Teaching Data Visualisation

See - Show - Tell - Engage.


I have had the opportunity to teach numerous sessions as a guest faculty at IIM Bangalore over the last three years. Most of them have centered on storytelling, analytics and data visualization. Last week, I had an another opportunity to facilitate a session on telling visual stories with data during the Visual Business Intelligence course at IIM Ahmedabad. Reflecting and parsing the feedback received over these sessions, I have developed some guides on teaching data visualization. This is mostly for my own learning as I finalize and launch a one-day workshop on this topic. But I thought about sharing it here, as it may be of interest to those teaching data visualization.

Use a simple framework.

It is useful to have a consistent simple framework (which is also jargon free) all through the session to guide the participant. I have developed the the See-Show-Tell-Engage as a way of guiding the telling visual stories with data sessions. I still need to fully anchor it with examples, but I am happy to continue to build on this foundation.

Focus on the basics.

It is important to spend a lot of time on teaching the basics. There is always a strong engagement, appreciation and recollection on the basics behind visual perception, table design and graphs design from the participants.

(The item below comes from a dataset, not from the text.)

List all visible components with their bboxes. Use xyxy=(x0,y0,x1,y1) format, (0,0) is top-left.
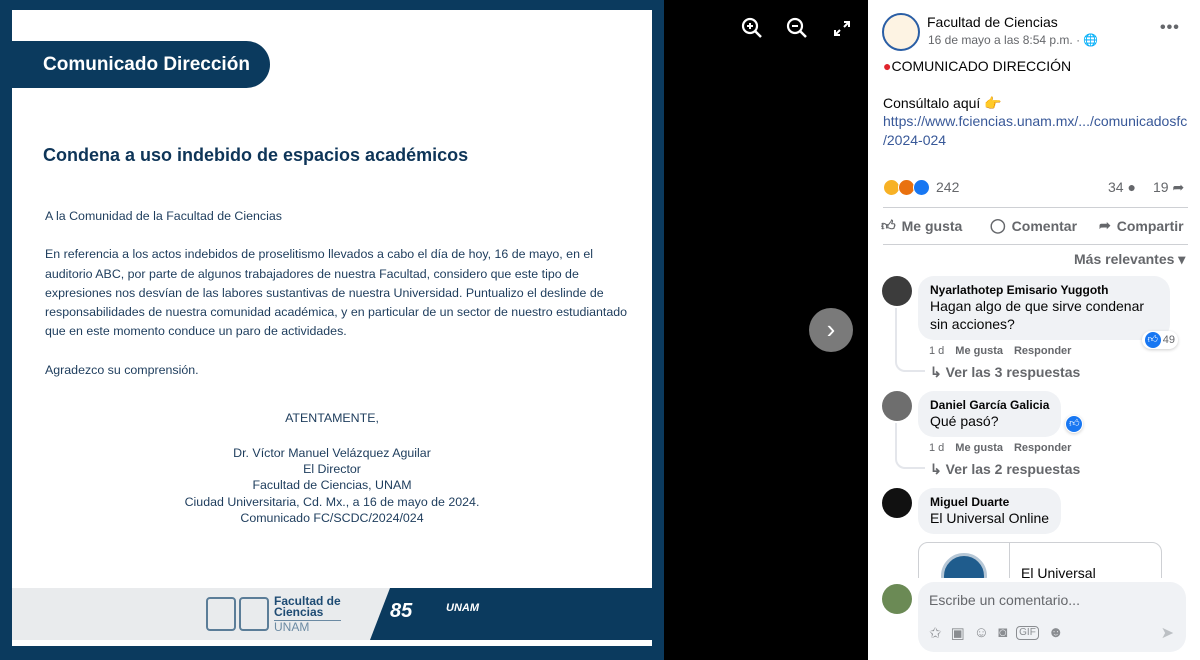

I have learned a lot of these basic skills the very hard way during my strategy consulting apprenticeship. Teaching these basic skills is the most beneficial to the participant, as it can serve as a platform they can build on.

Tools matter.

It would great to teach visualization using only pen and paper (and I should do some more of it) but unfortunately tools do influence the data visualization thinking and workflow. It is clear that MS Office (with Excel and PowerPoint) is still the standard bearer tool for analytics and visualization. Clearly showcasing advanced visualization options using Excel and PowerPoint is of immediate benefit to the participants. There is also a need to address the coding vs. non-coding spectrum of the tools and their capabilities. Instead of focussing on one tool, I think showcasing the pros and cons of popular tool options for data handling, exploration, qualitative and quantitative visualization and mapping is more valuable.

Explore data more.

Building the basics in data preparation and data exploration through visualization is a must. Mostly this gets limited treatment as the data sets are already cleaned up, prepared and are fairly small that traditional techniques can be sufficient. In an half-day workshop, the focus always is on the show rather than the see. Also, it may be good to start this exploration with a tool agnostic approach, but I have to confess that I have not seen many. Most are done using a tool like Python/Matplotlib, Mondarian or Processing to illustrate the same. Ben Fry’s Visualising data has the Acquire-Parse-Filter-Mine-Represent-Refine-Interact which can be a guide or I have experience with the hypothesis-driven approach from my consulting background. May be I need to think about using excel as a starting point and then building on it by using of more powerful visual tool.

Learn by doing.

There is no shortcut to learning data visualization without getting your hands dirty with the data. Most of the concepts become clear only when the participants struggle to apply them on the project data-sets. Also, the design critique and feedback process after they do the presetantion appears to be very valuable for all participant. The trick here is to ensure the time spent on project work (and feedback) does not overshadow the time spent on concept learning. Using a singular rich data-set for the project work all through the sessions is one way to manage this.

Craft data-stories.

I spend a lot of time on teaching how to craft data-stories, as this is the core of what I want to combine and illustrate - data, visuals and stories altogether. I started by focussing primarily on the basics of (oral) storytelling, but have gradually reduced the time I spend on making them aware of their listening and observing faculties. I am now trying to bring in more concepts from other forms of storytelling like journalism, movies and comics to help the participant make an immediate connection to data-stories. The science here is still being developed so there is much to learn by teaching and experimenting with new ways to craft them. Also, I find that I need to be careful that the question and answers with the participant does not convert these session in to one focussed on presentation, communication and selling skills.

Go wide vs. deep.

I focus a lot on the explantory type of data-stories, but there is also a need on the exploratory data-stories and dashboard development. Given the number of questions I receive on improving engagement during quarterly / monthly review meetings, a session focussed on principles of good dashboard design would be valuable to the participants. Also, I confess to being more focussed on small-data in my session. Managing real-time data or big-data would be an useful addition but is more a technological issue, rather than something that would help elucidate new design principles.